Urban freight transportation encompasses freight vehicles whose primary purpose is to carry goods into, out of, and within urban areas. For the city inhabitants, it supplies stores and places of work and leisure, delivers goods at home, provides the means to eliminate waste, etc. It forms a vital link for firms with suppliers and customers within the city limits and elsewhere in the world. There are indeed few activities in a city that do not require at least some commodities being moved.
Efficient urban freight transportation and logistics are major enabling factors for city life and development. However, it is also a major disturbing factor regarding congestion, pollution, safety, and security. The new organization and business models known as City Logistics (CL) have emerged to address these issues, aiming to conciliate and jointly “optimize” the economic and social goals of sustainable urban transportation and logistics activities.
Although CL definitions vary, a consensus emerges of CL as an integrated logistics system based on cooperation among stakeholders, resource sharing, consolidation, synchronization of operations, multi-and intermodal transportation, and separating commercial transactions generating goods movements from the planning and execution of the corresponding activities. Each element’s degree and way of inclusion define problem variants and applications, as described in this chapter.
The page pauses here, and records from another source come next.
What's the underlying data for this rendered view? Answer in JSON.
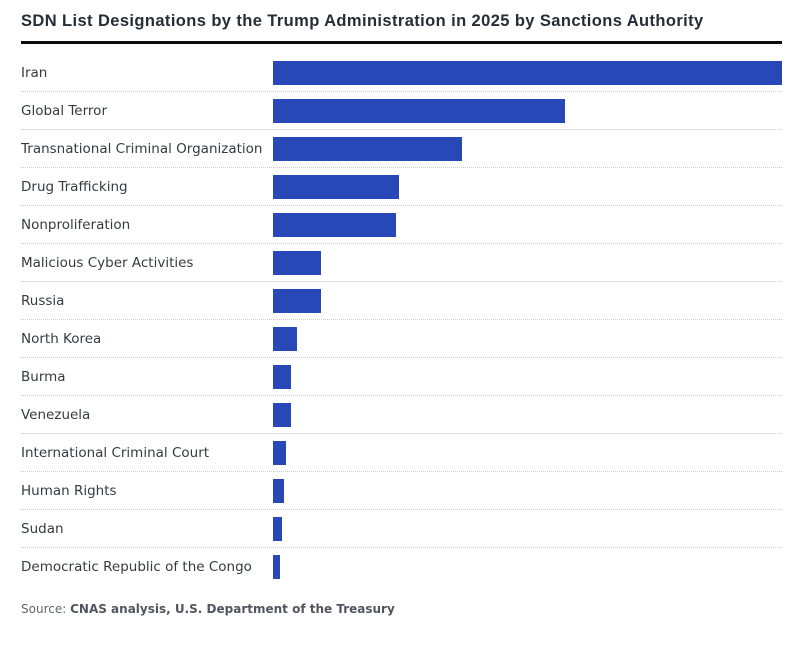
{
  "header": {
    "title": "SDN List Designations by the Trump Administration in 2025 by Sanctions Authority"
  },
  "source": {
    "prefix": "Source:",
    "text": "CNAS analysis, U.S. Department of the Treasury"
  },
  "colors": {
    "bar_blue": "#2848b8",
    "title_dark": "#242e37",
    "label_gray": "#363b41",
    "separator_gray": "#c9cacc",
    "rule_black": "#0c0c0c",
    "source_gray": "#60666d"
  },
  "chart_data": {
    "type": "bar",
    "orientation": "horizontal",
    "title": "SDN List Designations by the Trump Administration in 2025 by Sanctions Authority",
    "categories": [
      "Iran",
      "Global Terror",
      "Transnational Criminal Organization",
      "Drug Trafficking",
      "Nonproliferation",
      "Malicious Cyber Activities",
      "Russia",
      "North Korea",
      "Burma",
      "Venezuela",
      "International Criminal Court",
      "Human Rights",
      "Sudan",
      "Democratic Republic of the Congo"
    ],
    "values_pct_of_max": [
      100,
      57.3,
      37.1,
      24.8,
      24.2,
      9.4,
      9.4,
      4.7,
      3.5,
      3.5,
      2.6,
      2.2,
      1.8,
      1.4
    ],
    "bar_color": "#2848b8",
    "xlabel": "",
    "ylabel": "",
    "value_labels_shown": false,
    "axes_shown": false,
    "legend": "none",
    "grid": "dotted-row-separators"
  }
}
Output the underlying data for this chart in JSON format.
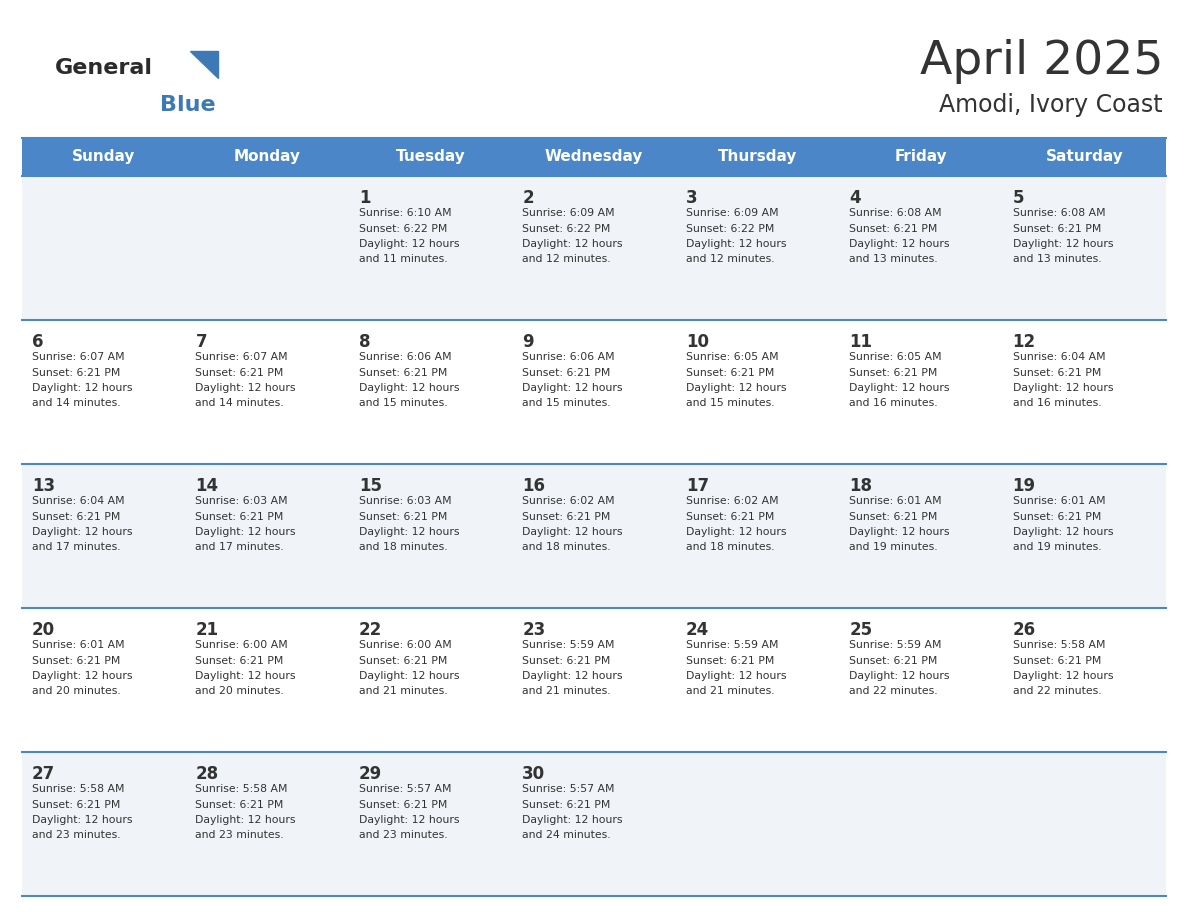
{
  "title": "April 2025",
  "subtitle": "Amodi, Ivory Coast",
  "header_bg_color": "#4a86c8",
  "header_text_color": "#ffffff",
  "row_bg_light": "#f0f4f8",
  "row_bg_white": "#ffffff",
  "row_separator_color": "#4a86c8",
  "text_color": "#333333",
  "days_of_week": [
    "Sunday",
    "Monday",
    "Tuesday",
    "Wednesday",
    "Thursday",
    "Friday",
    "Saturday"
  ],
  "calendar": [
    [
      {
        "day": "",
        "sunrise": "",
        "sunset": "",
        "daylight": ""
      },
      {
        "day": "",
        "sunrise": "",
        "sunset": "",
        "daylight": ""
      },
      {
        "day": "1",
        "sunrise": "6:10 AM",
        "sunset": "6:22 PM",
        "daylight": "12 hours and 11 minutes."
      },
      {
        "day": "2",
        "sunrise": "6:09 AM",
        "sunset": "6:22 PM",
        "daylight": "12 hours and 12 minutes."
      },
      {
        "day": "3",
        "sunrise": "6:09 AM",
        "sunset": "6:22 PM",
        "daylight": "12 hours and 12 minutes."
      },
      {
        "day": "4",
        "sunrise": "6:08 AM",
        "sunset": "6:21 PM",
        "daylight": "12 hours and 13 minutes."
      },
      {
        "day": "5",
        "sunrise": "6:08 AM",
        "sunset": "6:21 PM",
        "daylight": "12 hours and 13 minutes."
      }
    ],
    [
      {
        "day": "6",
        "sunrise": "6:07 AM",
        "sunset": "6:21 PM",
        "daylight": "12 hours and 14 minutes."
      },
      {
        "day": "7",
        "sunrise": "6:07 AM",
        "sunset": "6:21 PM",
        "daylight": "12 hours and 14 minutes."
      },
      {
        "day": "8",
        "sunrise": "6:06 AM",
        "sunset": "6:21 PM",
        "daylight": "12 hours and 15 minutes."
      },
      {
        "day": "9",
        "sunrise": "6:06 AM",
        "sunset": "6:21 PM",
        "daylight": "12 hours and 15 minutes."
      },
      {
        "day": "10",
        "sunrise": "6:05 AM",
        "sunset": "6:21 PM",
        "daylight": "12 hours and 15 minutes."
      },
      {
        "day": "11",
        "sunrise": "6:05 AM",
        "sunset": "6:21 PM",
        "daylight": "12 hours and 16 minutes."
      },
      {
        "day": "12",
        "sunrise": "6:04 AM",
        "sunset": "6:21 PM",
        "daylight": "12 hours and 16 minutes."
      }
    ],
    [
      {
        "day": "13",
        "sunrise": "6:04 AM",
        "sunset": "6:21 PM",
        "daylight": "12 hours and 17 minutes."
      },
      {
        "day": "14",
        "sunrise": "6:03 AM",
        "sunset": "6:21 PM",
        "daylight": "12 hours and 17 minutes."
      },
      {
        "day": "15",
        "sunrise": "6:03 AM",
        "sunset": "6:21 PM",
        "daylight": "12 hours and 18 minutes."
      },
      {
        "day": "16",
        "sunrise": "6:02 AM",
        "sunset": "6:21 PM",
        "daylight": "12 hours and 18 minutes."
      },
      {
        "day": "17",
        "sunrise": "6:02 AM",
        "sunset": "6:21 PM",
        "daylight": "12 hours and 18 minutes."
      },
      {
        "day": "18",
        "sunrise": "6:01 AM",
        "sunset": "6:21 PM",
        "daylight": "12 hours and 19 minutes."
      },
      {
        "day": "19",
        "sunrise": "6:01 AM",
        "sunset": "6:21 PM",
        "daylight": "12 hours and 19 minutes."
      }
    ],
    [
      {
        "day": "20",
        "sunrise": "6:01 AM",
        "sunset": "6:21 PM",
        "daylight": "12 hours and 20 minutes."
      },
      {
        "day": "21",
        "sunrise": "6:00 AM",
        "sunset": "6:21 PM",
        "daylight": "12 hours and 20 minutes."
      },
      {
        "day": "22",
        "sunrise": "6:00 AM",
        "sunset": "6:21 PM",
        "daylight": "12 hours and 21 minutes."
      },
      {
        "day": "23",
        "sunrise": "5:59 AM",
        "sunset": "6:21 PM",
        "daylight": "12 hours and 21 minutes."
      },
      {
        "day": "24",
        "sunrise": "5:59 AM",
        "sunset": "6:21 PM",
        "daylight": "12 hours and 21 minutes."
      },
      {
        "day": "25",
        "sunrise": "5:59 AM",
        "sunset": "6:21 PM",
        "daylight": "12 hours and 22 minutes."
      },
      {
        "day": "26",
        "sunrise": "5:58 AM",
        "sunset": "6:21 PM",
        "daylight": "12 hours and 22 minutes."
      }
    ],
    [
      {
        "day": "27",
        "sunrise": "5:58 AM",
        "sunset": "6:21 PM",
        "daylight": "12 hours and 23 minutes."
      },
      {
        "day": "28",
        "sunrise": "5:58 AM",
        "sunset": "6:21 PM",
        "daylight": "12 hours and 23 minutes."
      },
      {
        "day": "29",
        "sunrise": "5:57 AM",
        "sunset": "6:21 PM",
        "daylight": "12 hours and 23 minutes."
      },
      {
        "day": "30",
        "sunrise": "5:57 AM",
        "sunset": "6:21 PM",
        "daylight": "12 hours and 24 minutes."
      },
      {
        "day": "",
        "sunrise": "",
        "sunset": "",
        "daylight": ""
      },
      {
        "day": "",
        "sunrise": "",
        "sunset": "",
        "daylight": ""
      },
      {
        "day": "",
        "sunrise": "",
        "sunset": "",
        "daylight": ""
      }
    ]
  ],
  "logo_general_color": "#2b2b2b",
  "logo_blue_color": "#3d7ab5",
  "logo_triangle_color": "#3d7ab5",
  "figwidth": 11.88,
  "figheight": 9.18,
  "dpi": 100
}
City Logistics are complex transportation and logistics systems. This follows from (1) the interactions between the demand to move and, eventually, store freight on its way from origins to destinations, and supply, i.e., the infrastructure, resources, and service networks developed to answer it; (2) the diversity of stakeholders and decision-makers involved; and (3) the nature of CL as part of both the extensive urban transportation system, where people and goods flow while objectives and requirements meet and often conflict, and of regional, national, and international networks.
Operations Research (OR) provides the methodology to design and deploy the advanced planning and management decision-support systems needed to account for this complexity, address the associated challenges, and reach the CL goals of service, economic, and environmental efficiency. A good understanding of planning issues is needed first to use OR successfully.
In the recently published Handbook on City Logistics and Urban Freight (2023), Crainic et al. present the main planning issues in city logistics on strategic, tactical, and operational levels, real-time execution, and review proposed methodologies for using OR in city logistics planning and management. It’s a very valuable publication for everyone involved in improving city logistics and developing planning and IT solutions.